Editor’s View: Heat is on as harvest gets under way
© GNP And so combines roll once again across a widening slice of England, with many farmers starting earlier than ever after bone-dry conditions saw crops race towards ripeness.
It’s many things to many people, but it would be wrong to deny that for a lot of farmers, at least some of the time, it’s great fun.
Watching the combine that has sat brooding in the shed all winter suddenly justify the depreciation, cheerfully teasing someone taking four attempts to reverse into the grain store, or relishing the metallic snap of an ice-cold drink being opened under a blazing sun.
See also: Hot spell drives early barley harvest in eastern England
It’s also a time of anxiety – hoping not to hear the hum of a machine in full flow clatter and then fall silent, a puff of smoke to appear in tinder-dry straw, or for the heap in the shed to be smaller than expected.
It’s a time of danger – it would not be the start of harvest without a customary plea from all of us here at Farmers Weekly to ask that you recommit to keeping yourself and those around you safe at this busy and stressful time of year.
After a troubling spate of deaths and injuries already in 2026, it would be absolutely tremendous to round off the harvest season by noting that the customary accident rate had fallen sharply.
Ultimately, harvest is a time of truth – when the cumulative impact of all the agronomic decisions made and all the weather impacts of the past year are revealed in that yield figure.
While sat in the cab, it is inevitable that many of you will be mulling those cumulative decisions and what could be done better or differently next season, and how to cope as hotter days become more frequent.
Here at Groundswell this week, those discussions were in full flow. At a reception for the Duchess of Edinburgh, the UK Centre for Ecology and Hydrology and Niab presented on their work to consider which crops may withstand further increases in average temperatures.

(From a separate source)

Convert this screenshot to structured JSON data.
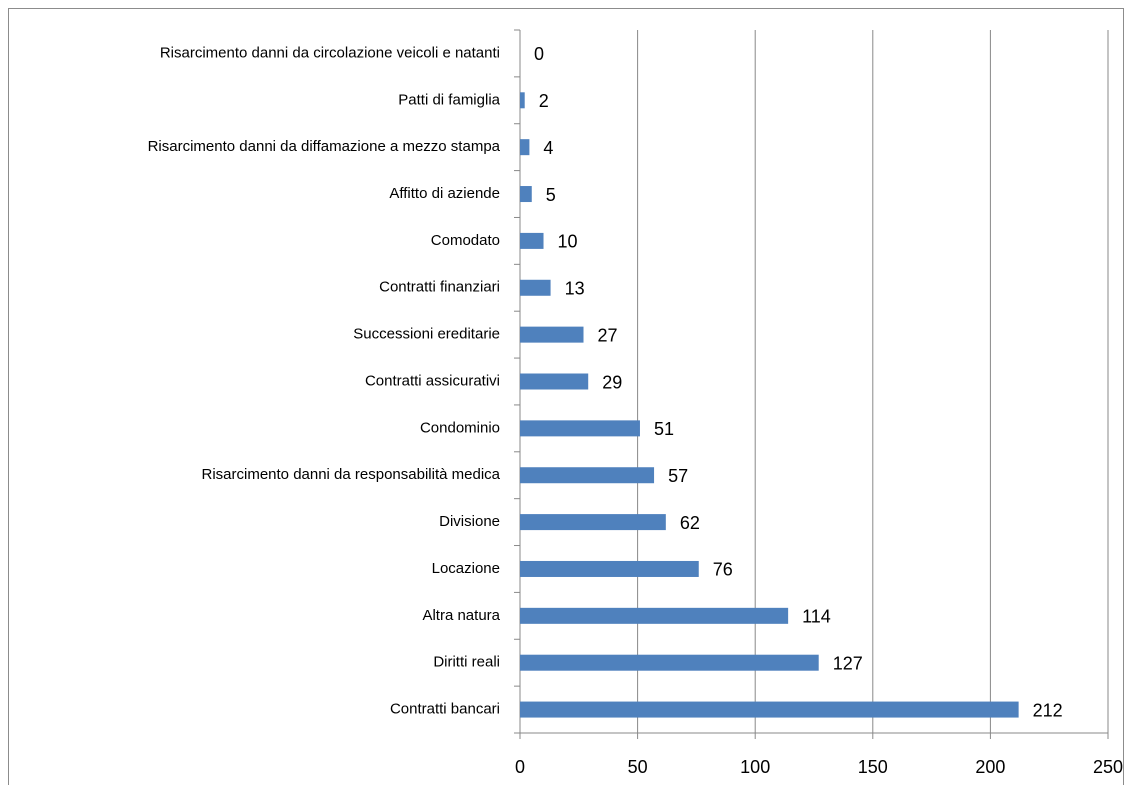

These included a mooted renaissance for flax (no processing yet available) and a drive for more chickpeas and other pulses to displace imported soya (more work needed to develop varieties with an earlier harvest date).
There was the usual abundance of hardware and software products to tick this or that box, as well as new attempts to get more private finance into farming, such as via Wildfarmed’s Food & Nature Resilience Fund.
This will see Lloyds Bank, water companies and insurers pool funding to buy regenerative practices, with “a fundamental principle of the fund that the shift to regenerative practices must be commercially viable for the farmers undertaking it”.
I think it is reasonable to say that this event is hardening its focus on practical solutions rooted in pounds and pence as the business of food production gets more challenging. If we are to continue to keep the harvests coming in, we will need all the help we can get.
Farming must acknowledge that it is not always possible to carry on as we once did – and the customers that rely on us will have to help find practical solutions that fit.